The price of a barrel of oil rose globally by more than 1% at the end of trading today, Wednesday, June 7 (2023), in an attempt to compensate for the losses it suffered in the previous session, as fears of a shortage of supplies were overwhelmed after Saudi Arabia, the largest exporter of crude oil, pledged to cut An additional one million barrels per day during next July on weak Chinese export data and high US fuel stocks.
And the US Energy Information Administration raised crude oil price expectations by about 13% during the next year (2024), and strengthened its estimates for the year 2023, after the OPEC + alliance decided to stabilize the supply reduction policy, with an adjustment to the base month through which the production quotas of members of the alliance are calculated, starting from ( 2024).
The global price of a barrel of oil today
At the end of the session, benchmark Brent crude futures – August 2023 delivery – rose by 0.9%, to $76.95 a barrel.
At the same time, futures contracts for US West Texas Intermediate crude – delivery July 2023 – increased by 1.1%, to $ 72.53 a barrel, according to figures seen by the specialized energy platform.
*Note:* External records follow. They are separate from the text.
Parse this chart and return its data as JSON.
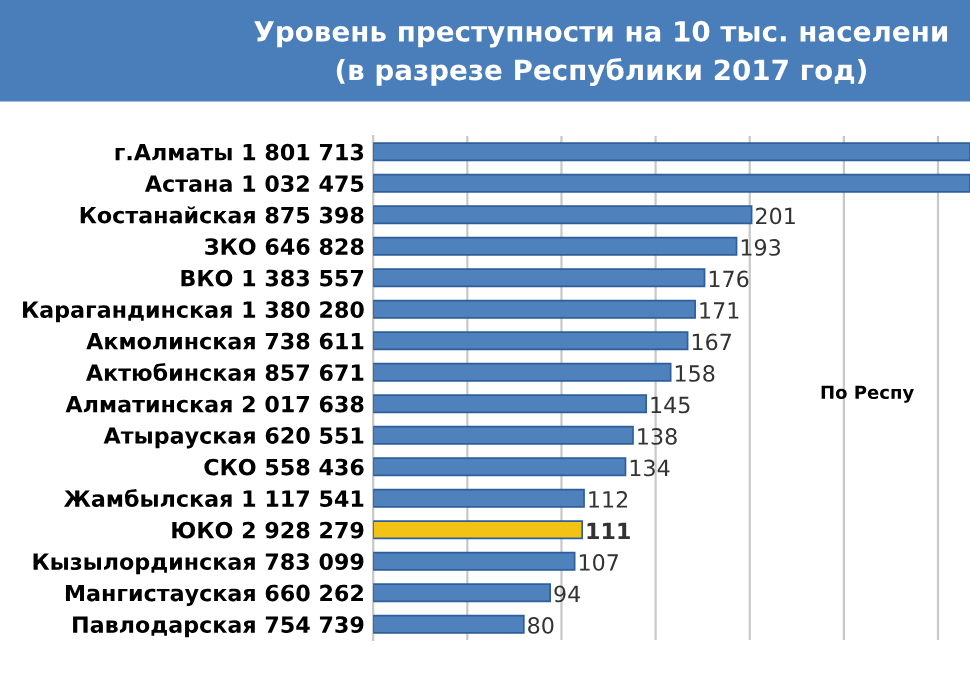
{
  "chart_data": {
    "type": "bar",
    "orientation": "horizontal",
    "title": "Уровень преступности на 10 тыс. населени",
    "subtitle": "(в разрезе Республики 2017 год)",
    "categories": [
      "г.Алматы 1 801 713",
      "Астана 1 032 475",
      "Костанайская 875 398",
      "ЗКО 646 828",
      "ВКО 1 383 557",
      "Карагандинская 1 380 280",
      "Акмолинская 738 611",
      "Актюбинская 857 671",
      "Алматинская 2 017 638",
      "Атырауская 620 551",
      "СКО 558 436",
      "Жамбылская 1 117 541",
      "ЮКО 2 928 279",
      "Кызылординская 783 099",
      "Мангистауская 660 262",
      "Павлодарская 754 739"
    ],
    "values": [
      317,
      317,
      201,
      193,
      176,
      171,
      167,
      158,
      145,
      138,
      134,
      112,
      111,
      107,
      94,
      80
    ],
    "value_labels": [
      null,
      null,
      "201",
      "193",
      "176",
      "171",
      "167",
      "158",
      "145",
      "138",
      "134",
      "112",
      "111",
      "107",
      "94",
      "80"
    ],
    "colors": [
      "#4f81bd",
      "#4f81bd",
      "#4f81bd",
      "#4f81bd",
      "#4f81bd",
      "#4f81bd",
      "#4f81bd",
      "#4f81bd",
      "#4f81bd",
      "#4f81bd",
      "#4f81bd",
      "#4f81bd",
      "#f2c314",
      "#4f81bd",
      "#4f81bd",
      "#4f81bd"
    ],
    "xlim": [
      0,
      317
    ],
    "xticks": [
      {
        "value": 50,
        "label": null
      },
      {
        "value": 100,
        "label": null
      },
      {
        "value": 150,
        "label": null
      },
      {
        "value": 200,
        "label": null
      },
      {
        "value": 250,
        "label": null
      },
      {
        "value": 300,
        "label": null
      }
    ],
    "grid": "x",
    "annotations": [
      "По Респу"
    ]
  }
}
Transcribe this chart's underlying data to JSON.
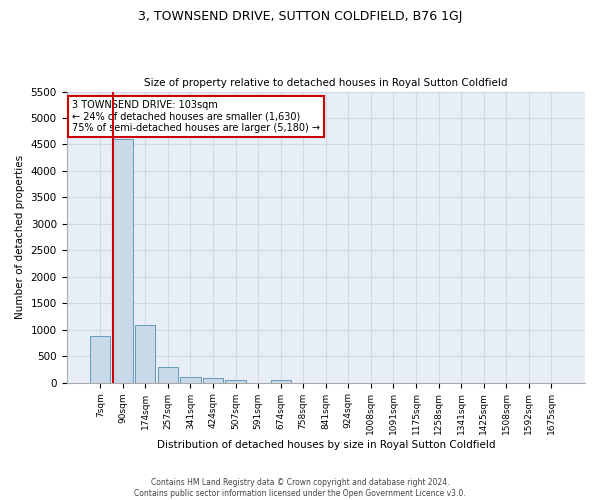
{
  "title": "3, TOWNSEND DRIVE, SUTTON COLDFIELD, B76 1GJ",
  "subtitle": "Size of property relative to detached houses in Royal Sutton Coldfield",
  "xlabel": "Distribution of detached houses by size in Royal Sutton Coldfield",
  "ylabel": "Number of detached properties",
  "footer_line1": "Contains HM Land Registry data © Crown copyright and database right 2024.",
  "footer_line2": "Contains public sector information licensed under the Open Government Licence v3.0.",
  "bar_labels": [
    "7sqm",
    "90sqm",
    "174sqm",
    "257sqm",
    "341sqm",
    "424sqm",
    "507sqm",
    "591sqm",
    "674sqm",
    "758sqm",
    "841sqm",
    "924sqm",
    "1008sqm",
    "1091sqm",
    "1175sqm",
    "1258sqm",
    "1341sqm",
    "1425sqm",
    "1508sqm",
    "1592sqm",
    "1675sqm"
  ],
  "bar_values": [
    880,
    4600,
    1080,
    290,
    100,
    80,
    50,
    0,
    50,
    0,
    0,
    0,
    0,
    0,
    0,
    0,
    0,
    0,
    0,
    0,
    0
  ],
  "bar_color": "#c9d9e8",
  "bar_edge_color": "#6699bb",
  "grid_color": "#d0d8e8",
  "background_color": "#e8eef5",
  "annotation_text": "3 TOWNSEND DRIVE: 103sqm\n← 24% of detached houses are smaller (1,630)\n75% of semi-detached houses are larger (5,180) →",
  "annotation_box_color": "#ffffff",
  "annotation_border_color": "#cc0000",
  "red_line_x": 1,
  "ylim": [
    0,
    5500
  ],
  "yticks": [
    0,
    500,
    1000,
    1500,
    2000,
    2500,
    3000,
    3500,
    4000,
    4500,
    5000,
    5500
  ]
}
And the global price of a barrel of oil had recorded, during trading yesterday, Tuesday, June 6, a decline for the first time in 4 consecutive sessions, giving up the gains it made during recent trading.
Oil price analysis
The two benchmarks jumped more than a dollar last Monday, supported by Saudi Arabia’s decision to cut production by one million barrels per day to 9 million barrels per day in July.
Analyst at Philip Nova, Priyanka Sachdeva, said: “Fears of recession affect the price of a barrel of oil globally, as more and more dismal economic readings indicate a slowdown, keeping a lid on oil prices, which led to the erosion of gains supported by OPEC + moves.”
The OPEC + alliance confirms that its moves do not aim to keep oil prices at certain levels, but rather aim to stabilize the markets in a way that serves the interests of consumers and producers.
US oil stocks
Crude oil inventories in the United States fell by about 0.5 million barrels during the past week, according to the weekly report issued by the US Energy Information Administration.
While gasoline inventories in the United States rose by about 2.7 million barrels, distillate inventories increased by about 5.1 million barrels in the week ending June 2.
The unexpected build-up of inventories raised concerns about fuel consumption by the world’s largest oil consumer, especially as travel demand grew over the Memorial Day weekend.
Meanwhile, the US Energy Information Administration said that US crude oil production this year will rise faster, and that the increase in demand will subside compared to previous expectations.
Oil price forecast
“The market has digested the news of the Saudi production cut, and investors are now reluctant to take a big stance due to the divergent economic outlook and indicators in the US and China,” said Hiroyuki Kikukawa, president of NS Trading, a unit of Nissan Securities.
Chinese official data on Wednesday showed its exports contracted much faster than expected in May and imports fell, albeit at a slower pace, as manufacturers struggled to find demand abroad and domestic consumption remained sluggish.
However, some analysts predicted that Saudi Arabia’s voluntary cut – the largest in the kingdom in years – would set a floor in the price of a barrel of oil globally, although it was unlikely to support a sustainable increase in prices to the high range of the 80s and 90s per barrel.
“We expect the price of a barrel of oil globally to test the upward trend as we enter the summer driving season in the United States,” Kikukawa said.
He added that the tightening of global supply and the plans of the United States to buy crude to refill the strategic oil reserves will limit the downward trend, according to Reuters.